24 July 2015, Sweetcrude, Abuja – The Presidency has announced that it is probing three banks for short-changing the Federal Government in the management of the N50 billion escrow accounts interest yield for seven Electric Power Generation Companies, EPGC.
The Bureau of Public Enterprises, BPE, and the Nigerian Bulk Electricity Trading Plc, NBET, in 2013 entered into an agreement with three banks to manage the N50 billion.
In a petition by NBET, obtained by our correspondent in Abuja, the organisation said the N50 billion was sourced from the proceeds of the privatisation of Egbin Power Plc. But, contrary to the guidelines of the Central Bank of Nigeria, CBN, the banks have not been paying “the required interest on the escrow accounts.”
The row over the escrow accounts was referred to President Muhammadu Buhari following the loss of over N10 billion interest yielded in the last two years.
The companies include Afam Power Plc; Egbin Power Plc; Geregu Power Plc; Kainji Hydro-Electric Plc; Sapele Power Plc; Shiroro Hydro-Electric Plc; and Ughelli Power Plc.
Each of the generation companies (sellers), pursuant to the provisions of the Electric Power Sector Reform Act No. 6 of 2005, were mandated to take over generation and related businesses of the Power Holding Company of Nigeria (PHCN).
Safety escrow accounts were established to protect the stake of private investors in the seven generation firms.
It was gathered that instead of paying 10 per cent interest on the N50billion as applicable to other funds being managed by NBET, the banks had been remitting only 0.02 per cent interest per annum.
It was also gathered that Clause 7.1 (Compensation) of the agreement that the interest on the escrow accounts be compounded monthly together with the balances in the Escrow Accounts.
The agreement noted that, “The Escrowed Funds in the escrow accounts shall bear interest at such rate as shall be agreed between BPE and the Escrow Agents from time to time (“the
Interest’’).

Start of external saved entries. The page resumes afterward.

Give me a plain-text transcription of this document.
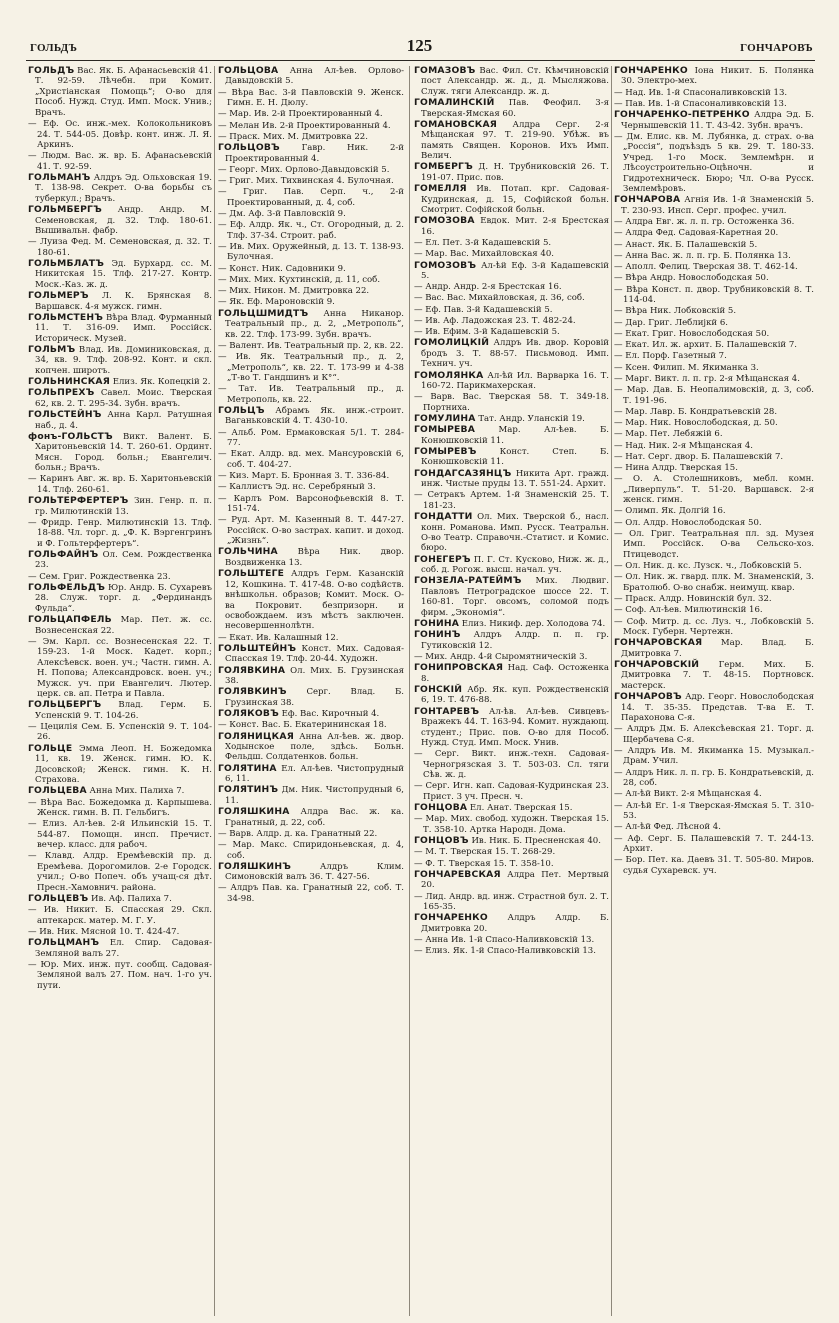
ГОЛЬДЪ	125	ГОНЧАРОВЪ
ГОЛЬДЪ Вас. Як. Б. Афанасьевскій 41. Т. 92-59. Лѣчебн. при Комит. „Христіанская Помощь“; О-во для Пособ. Нужд. Студ. Имп. Моск. Унив.; Врачъ.
— Еф. Ос. инж.-мех. Колокольниковъ 24. Т. 544-05. Довѣр. конт. инж. Л. Я. Аркинъ.
— Людм. Вас. ж. вр. Б. Афанасьевскій 41. Т. 92-59.
ГОЛЬМАНЪ Алдръ Эд. Ольховская 19. Т. 138-98. Секрет. О-ва борьбы съ туберкул.; Врачъ.
ГОЛЬМБЕРГЪ Андр. Андр. М. Семеновская, д. 32. Тлф. 180-61. Вышивальн. фабр.
— Луиза Фед. М. Семеновская, д. 32. Т. 180-61.
ГОЛЬМБЛАТЪ Эд. Бурхард. сс. М. Никитская 15. Тлф. 217-27. Контр. Моск.-Каз. ж. д.
ГОЛЬМЕРЪ Л. К. Брянская 8. Варшавск. 4-я мужск. гимн.
ГОЛЬМСТЕНЪ Вѣра Влад. Фурманный 11. Т. 316-09. Имп. Россійск. Историческ. Музей.
ГОЛЬМЪ Влад. Ив. Доминиковская, д. 34, кв. 9. Тлф. 208-92. Конт. и скл. копчен. широтъ.
ГОЛЬНИНСКАЯ Елиз. Як. Копецкій 2.
ГОЛЬПРЕХЪ Савел. Моис. Тверская 62, кв. 2. Т. 295-34. Зубн. врачъ.
ГОЛЬСТЕЙНЪ Анна Карл. Ратушная наб., д. 4.
фонъ-ГОЛЬСТЪ Викт. Валент. Б. Харитоньевскій 14. Т. 260-61. Ординт. Мясн. Город. больн.; Евангелич. больн.; Врачъ.
— Каринъ Авг. ж. вр. Б. Харитоньевскій 14. Тлф. 260-61.
ГОЛЬТЕРФЕРТЕРЪ Зин. Генр. п. п. гр. Милютинскій 13.
— Фридр. Генр. Милютинскій 13. Тлф. 18-88. Чл. торг. д. „Ф. К. Вэргенгринъ и Ф. Гольтерфертеръ“.
ГОЛЬФАЙНЪ Ол. Сем. Рождественка 23.
— Сем. Григ. Рождественка 23.
ГОЛЬФЕЛЬДЪ Юр. Андр. Б. Сухаревъ 28. Служ. торг. д. „Фердинандъ Фульда“.
ГОЛЬЦАПФЕЛЬ Мар. Пет. ж. сс. Вознесенская 22.
— Эм. Карл. сс. Вознесенская 22. Т. 159-23. 1-й Моск. Кадет. корп.; Алексѣевск. воен. уч.; Частн. гимн. А. Н. Попова; Александровск. воен. уч.; Мужск. уч. при Евангелич. Лютер. церк. св. ап. Петра и Павла.
ГОЛЬЦБЕРГЪ Влад. Герм. Б. Успенскій 9. Т. 104-26.
— Цецилія Сем. Б. Успенскій 9. Т. 104-26.
ГОЛЬЦЕ Эмма Леоп. Н. Божедомка 11, кв. 19. Женск. гимн. Ю. К. Досовской; Женск. гимн. К. Н. Страхова.
ГОЛЬЦЕВА Анна Мих. Палиха 7.
— Вѣра Вас. Божедомка д. Карпышева. Женск. гимн. В. П. Гельбигъ.
— Елиз. Ал-ѣев. 2-й Ильинскій 15. Т. 544-87. Помощн. инсп. Пречист. вечер. класс. для рабоч.
— Клавд. Алдр. Еремѣевскій пр. д. Еремѣева. Дорогомилов. 2-е Городск. учил.; О-во Попеч. объ учащ-ся дѣт. Пресн.-Хамовнич. района.
ГОЛЬЦЕВЪ Ив. Аф. Палиха 7.
— Ив. Никит. Б. Спасская 29. Скл. аптекарск. матер. М. Г. У.
— Ив. Ник. Мясной 10. Т. 424-47.
ГОЛЬЦМАНЪ Ел. Спир. Садовая-Земляной валъ 27.
— Юр. Мих. инж. пут. сообщ. Садовая-Земляной валъ 27. Пом. нач. 1-го уч. пути.
ГОЛЬЦОВА Анна Ал-ѣев. Орлово-Давыдовскій 5.
— Вѣра Вас. 3-й Павловскій 9. Женск. Гимн. Е. Н. Дюлу.
— Мар. Ив. 2-й Проектированный 4.
— Мелан Ив. 2-й Проектированный 4.
— Праск. Мих. М. Дмитровка 22.
ГОЛЬЦОВЪ Гавр. Ник. 2-й Проектированный 4.
— Георг. Мих. Орлово-Давыдовскій 5.
— Григ. Мих. Тихвинская 4. Булочная.
— Григ. Пав. Серп. ч., 2-й Проектированный, д. 4, соб.
— Дм. Аф. 3-й Павловскій 9.
— Еф. Алдр. Як. ч., Ст. Огородный, д. 2. Тлф. 37-34. Строит. раб.
— Ив. Мих. Оружейный, д. 13. Т. 138-93. Булочная.
— Конст. Ник. Садовники 9.
— Мих. Мих. Кухтинскій, д. 11, соб.
— Мих. Никон. М. Дмитровка 22.
— Як. Еф. Мароновскій 9.
ГОЛЬЦШМИДТЪ Анна Никанор. Театральный пр., д. 2, „Метрополь“, кв. 22. Тлф. 173-99. Зубн. врачъ.
— Валент. Ив. Театральный пр. 2, кв. 22.
— Ив. Як. Театральный пр., д. 2, „Метрополь“, кв. 22. Т. 173-99 и 4-38 „Т-во Т. Гандшинъ и К°“.
— Тат. Ив. Театральный пр., д. Метрополь, кв. 22.
ГОЛЬЦЪ Абрамъ Як. инж.-строит. Ваганьковскій 4. Т. 430-10.
— Альб. Ром. Ермаковская 5/1. Т. 284-77.
— Екат. Алдр. вд. мех. Мансуровскій 6, соб. Т. 404-27.
— Киз. Март. Б. Бронная 3. Т. 336-84.
— Каллистъ Эд. нс. Серебряный 3.
— Карлъ Ром. Варсонофьевскій 8. Т. 151-74.
— Руд. Арт. М. Казенный 8. Т. 447-27. Россійск. О-во застрах. капит. и доход. „Жизнь“.
ГОЛЬЧИНА Вѣра Ник. двор. Воздвиженка 13.
ГОЛЬШТЕГЕ Алдръ Герм. Казанскій 12, Кошкина. Т. 417-48. О-во содѣйств. внѣшкольн. образов; Комит. Моск. О-ва Покровит. безпризорн. и освобождаем. изъ мѣстъ заключен. несовершеннолѣтн.
— Екат. Ив. Калашный 12.
ГОЛЬШТЕЙНЪ Конст. Мих. Садовая-Спасская 19. Тлф. 20-44. Художн.
ГОЛЯВКИНА Ол. Мих. Б. Грузинская 38.
ГОЛЯВКИНЪ Серг. Влад. Б. Грузинская 38.
ГОЛЯКОВЪ Еф. Вас. Кирочный 4.
— Конст. Вас. Б. Екатерининская 18.
ГОЛЯНИЦКАЯ Анна Ал-ѣев. ж. двор. Ходынское поле, здѣсь. Больн. Фельдш. Солдатенков. больн.
ГОЛЯТИНА Ел. Ал-ѣев. Чистопрудный 6, 11.
ГОЛЯТИНЪ Дм. Ник. Чистопрудный 6, 11.
ГОЛЯШКИНА Алдра Вас. ж. ка. Гранатный, д. 22, соб.
— Варв. Алдр. д. ка. Гранатный 22.
— Мар. Макс. Спиридоньевская, д. 4, соб.
ГОЛЯШКИНЪ Алдръ Клим. Симоновскій валъ 36. Т. 427-56.
— Алдръ Пав. ка. Гранатный 22, соб. Т. 34-98.
ГОМАЗОВЪ Вас. Фил. Ст. Кѣмчиновскій пост Александр. ж. д., д. Мысляжова. Служ. тяги Александр. ж. д.
ГОМАЛИНСКІЙ Пав. Феофил. 3-я Тверская-Ямская 60.
ГОМАНОВСКАЯ Алдра Серг. 2-я Мѣщанская 97. Т. 219-90. Убѣж. въ память Священ. Коронов. Ихъ Имп. Велич.
ГОМБЕРГЪ Д. Н. Трубниковскій 26. Т. 191-07. Прис. пов.
ГОМЕЛЛЯ Ив. Потап. крг. Садовая-Кудринская, д. 15, Софійской больн. Смотрит. Софійской больн.
ГОМОЗОВА Евдок. Мит. 2-я Брестская 16.
— Ел. Пет. 3-й Кадашевскій 5.
— Мар. Вас. Михайловская 40.
ГОМОЗОВЪ Ал-ѣй Еф. 3-й Кадашевскій 5.
— Андр. Андр. 2-я Брестская 16.
— Вас. Вас. Михайловская, д. 36, соб.
— Еф. Пав. 3-й Кадашевскій 5.
— Ив. Аф. Ладожская 23. Т. 482-24.
— Ив. Ефим. 3-й Кадашевскій 5.
ГОМОЛИЦКІЙ Алдръ Ив. двор. Коровій бродъ 3. Т. 88-57. Письмовод. Имп. Технич. уч.
ГОМОЛЯНКА Ал-ѣй Ил. Варварка 16. Т. 160-72. Парикмахерская.
— Варв. Вас. Тверская 58. Т. 349-18. Портниха.
ГОМУЛИНА Тат. Андр. Уланскій 19.
ГОМЫРЕВА Мар. Ал-ѣев. Б. Конюшковскій 11.
ГОМЫРЕВЪ Конст. Степ. Б. Конюшковскій 11.
ГОНДАГСАЗЯНЦЪ Никита Арт. гражд. инж. Чистые пруды 13. Т. 551-24. Архит.
— Сетракъ Артем. 1-й Знаменскій 25. Т. 181-23.
ГОНДАТТИ Ол. Мих. Тверской б., насл. конн. Романова. Имп. Русск. Театральн. О-во Театр. Справочн.-Статист. и Комис. бюро.
ГОНЕГЕРЪ П. Г. Ст. Кусково, Ниж. ж. д., соб. д. Рогож. высш. начал. уч.
ГОНЗЕЛА-РАТЕЙМЪ Мих. Людвиг. Павловъ Петроградское шоссе 22. Т. 160-81. Торг. овсомъ, соломой подъ фирм. „Экономія“.
ГОНИНА Елиз. Никиф. дер. Холодова 74.
ГОНИНЪ Алдръ Алдр. п. п. гр. Гутиковскій 12.
— Мих. Андр. 4-й Сыромятническій 3.
ГОНИПРОВСКАЯ Над. Саф. Остоженка 8.
ГОНСКІЙ Абр. Як. куп. Рождественскій 6, 19. Т. 476-88.
ГОНТАРЕВЪ Ал-ѣв. Ал-ѣев. Сивцевъ-Вражекъ 44. Т. 163-94. Комит. нуждающ. студент.; Прис. пов. О-во для Пособ. Нужд. Студ. Имп. Моск. Унив.
— Серг. Викт. инж.-техн. Садовая-Черногрязская 3. Т. 503-03. Сл. тяги Сѣв. ж. д.
— Серг. Игн. кап. Садовая-Кудринская 23. Прист. 3 уч. Пресн. ч.
ГОНЦОВА Ел. Анат. Тверская 15.
— Мар. Мих. свобод. художн. Тверская 15. Т. 358-10. Артка Народн. Дома.
ГОНЦОВЪ Ив. Ник. Б. Пресненская 40.
— М. Т. Тверская 15. Т. 268-29.
— Ф. Т. Тверская 15. Т. 358-10.
ГОНЧАРЕВСКАЯ Алдра Пет. Мертвый 20.
— Лид. Андр. вд. инж. Страстной бул. 2. Т. 165-35.
ГОНЧАРЕНКО Алдръ Алдр. Б. Дмитровка 20.
— Анна Ив. 1-й Спасо-Наливковскій 13.
— Елиз. Як. 1-й Спасо-Наливковскій 13.
ГОНЧАРЕНКО Іона Никит. Б. Полянка 30. Электро-мех.
— Над. Ив. 1-й Спасоналивковскій 13.
— Пав. Ив. 1-й Спасоналивковскій 13.
ГОНЧАРЕНКО-ПЕТРЕНКО Алдра Эд. Б. Чернышевскій 11. Т. 43-42. Зубн. врачъ.
— Дм. Елис. кв. М. Лубянка, д. страх. о-ва „Россія“, подъѣздъ 5 кв. 29. Т. 180-33. Учред. 1-го Моск. Землемѣрн. и Лѣсоустроительно-Оцѣночн. и Гидротехническ. Бюро; Чл. О-ва Русск. Землемѣровъ.
ГОНЧАРОВА Агнія Ив. 1-й Знаменскій 5. Т. 230-93. Инсп. Серг. профес. учил.
— Алдра Евг. ж. л. п. гр. Остоженка 36.
— Алдра Фед. Садовая-Каретная 20.
— Анаст. Як. Б. Палашевскій 5.
— Анна Вас. ж. л. п. гр. Б. Полянка 13.
— Аполл. Фелиц. Тверская 38. Т. 462-14.
— Вѣра Андр. Новослободская 50.
— Вѣра Конст. п. двор. Трубниковскій 8. Т. 114-04.
— Вѣра Ник. Лобковскій 5.
— Дар. Григ. Леблиjкй 6.
— Екат. Григ. Новослободская 50.
— Екат. Ил. ж. архит. Б. Палашевскій 7.
— Ел. Порф. Газетный 7.
— Ксен. Филип. М. Якиманка 3.
— Марг. Викт. л. п. гр. 2-я Мѣщанская 4.
— Мар. Дав. Б. Неопалимовскій, д. 3, соб. Т. 191-96.
— Мар. Лавр. Б. Кондратьевскій 28.
— Мар. Ник. Новослободская, д. 50.
— Мар. Пет. Лебяжій 6.
— Над. Ник. 2-я Мѣщанская 4.
— Нат. Серг. двор. Б. Палашевскій 7.
— Нина Алдр. Тверская 15.
— О. А. Столешниковъ, мебл. комн. „Ливерпуль“. Т. 51-20. Варшавск. 2-я женск. гимн.
— Олимп. Як. Долгій 16.
— Ол. Алдр. Новослободская 50.
— Ол. Григ. Театральная пл. зд. Музея Имп. Россійск. О-ва Сельско-хоз. Птицеводст.
— Ол. Ник. д. кс. Лузск. ч., Лобковскій 5.
— Ол. Ник. ж. гвард. плк. М. Знаменскій, 3. Братолюб. О-во снабж. неимущ. квар.
— Праск. Алдр. Новинскій бул. 32.
— Соф. Ал-ѣев. Милютинскій 16.
— Соф. Митр. д. сс. Луз. ч., Лобковскій 5. Моск. Губерн. Чертежн.
ГОНЧАРОВСКАЯ Мар. Влад. Б. Дмитровка 7.
ГОНЧАРОВСКІЙ Герм. Мих. Б. Дмитровка 7. Т. 48-15. Портновск. мастерск.
ГОНЧАРОВЪ Адр. Георг. Новослободская 14. Т. 35-35. Представ. Т-ва Е. Т. Парахонова С-я.
— Алдръ Дм. Б. Алексѣевская 21. Торг. д. Щербачева С-я.
— Алдръ Ив. М. Якиманка 15. Музыкал.-Драм. Учил.
— Алдръ Ник. л. п. гр. Б. Кондратьевскій, д. 28, соб.
— Ал-ѣй Викт. 2-я Мѣщанская 4.
— Ал-ѣй Ег. 1-я Тверская-Ямская 5. Т. 310-53.
— Ал-ѣй Фед. Лѣсной 4.
— Аф. Серг. Б. Палашевскій 7. Т. 244-13. Архит.
— Бор. Пет. ка. Дaевъ 31. Т. 505-80. Миров. судья Сухаревск. уч.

The Interest shall, subject to Clause 7.1 (Compensation), be compounded monthly together with the balances in the escrow accounts pending distribution in accordance with Clause 5 (Distribution of Escrowed Funds) of this Agreement.”
Sequel to the earlier petition, it was learnt NBET’s efforts to persuade the banks to adopt CBN’s guidelines on the escrow accounts have failed in the past one month.
In a letter to the banks, NBET said the interest rate was no longer acceptable.
The letter noted that, “Pursuant to the commencement of TEM, NBET is now poised for an active management of the escrows.
“A myriad of events have altered the fundamentals of the macro economy. The surge in inflation coupled with decisions made by the Monetary Policy Committee of the apex bank(CBN) that included a review of the CRR have necessitated NBET to call for a meeting with the lead escrow bank.
“The meeting will serve as an avenue to review the management of the Escrow and consider strategies to maximise returns on the funds more efficiently.”
It added that, “Further to the meeting held between ourselves and all three escrow banks, while working on amending the Egbin escrow agreement, we wish to request for an increase in interest rate earned on our credit balances
“As discussed, this is in line with market realities, especially with the recent increase in CRR and with a bid to maximise returns on the funds more efficiently.”